Energy efficient clustering for WSN-based structural health monitoring

Abstract

In recent years, research on using wireless sensor networks (WSNs) for structural health monitoring (SHM) has attracted increasing attention. Unlike other monitoring applications, detection of possible structure damage requires significant amount of domain knowledge that computer science researchers are usually unfamiliar with. As a result, most previous work in WSN-based SHM was done by researchers in civil engineering. However, civil researchers often tend to solve practical engineering problems but rarely consider designing a system in an optimal way, particularly when the limited wireless bandwidth and restricted resources of WSNs need to be addressed. Through the collaboration with civil researchers, we demonstrate that optimization design can significantly help improve the performance of a WSN-based SHM system.
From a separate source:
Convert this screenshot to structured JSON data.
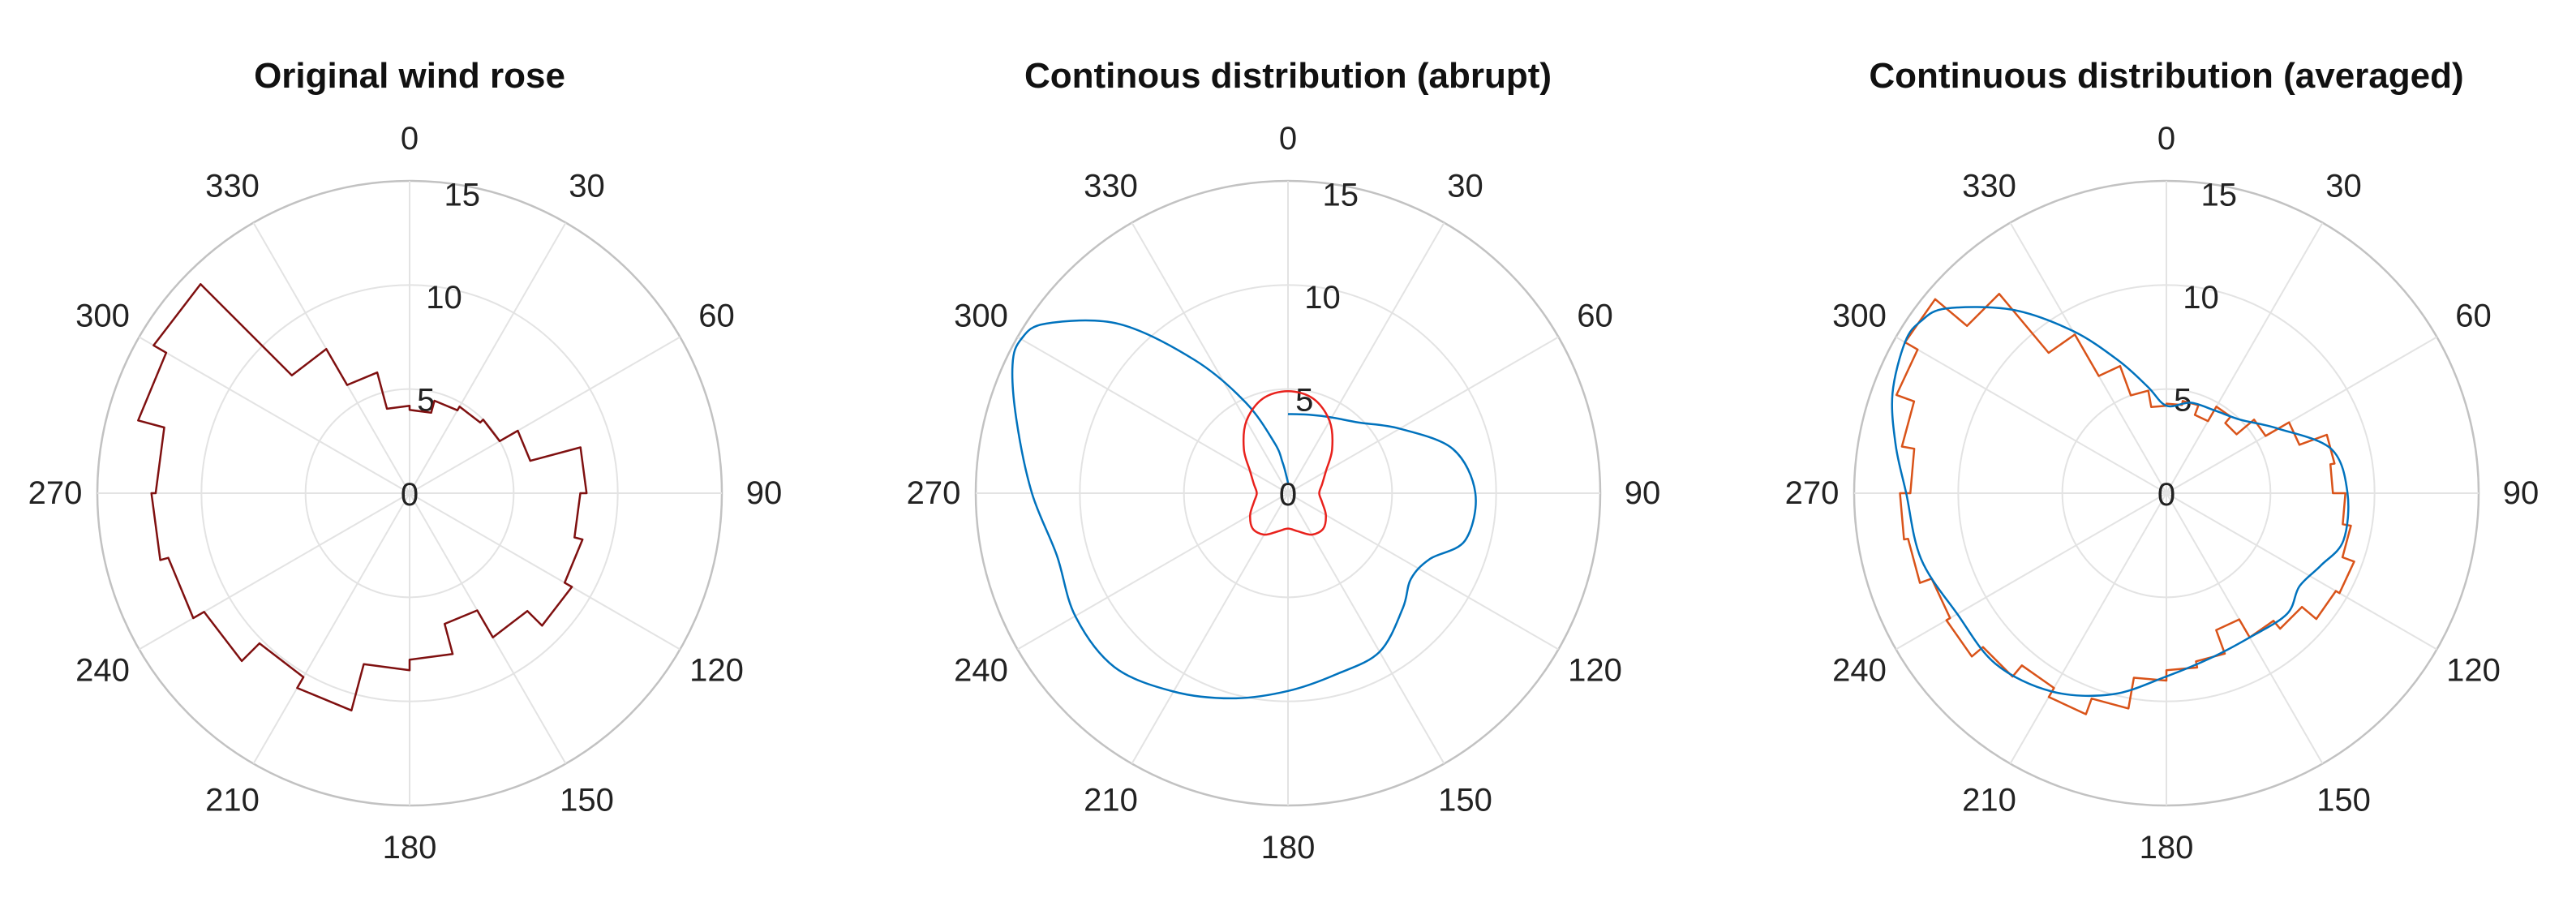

We consider a fundamental problem in SHM: modal analysis, which is used to obtain the dynamic structural vibration characteristics. Cluster-based modal analysis approach is adopted. In each cluster, the vibration characteristics are identified and then are assembled together. Different from other applications, clustering in this approach should meet some extra requirements of modal analysis. Moreover, cluster size should be optimized to minimize the total energy consumption. This clustering problem is formally formulated and proven to be NP complete. Two centralized and one distributed algorithms are proposed to solve the problem. The effectiveness and efficiency of the proposed cluster-based modal analysis along with the clustering algorithms are evaluated using both simulation and experiments.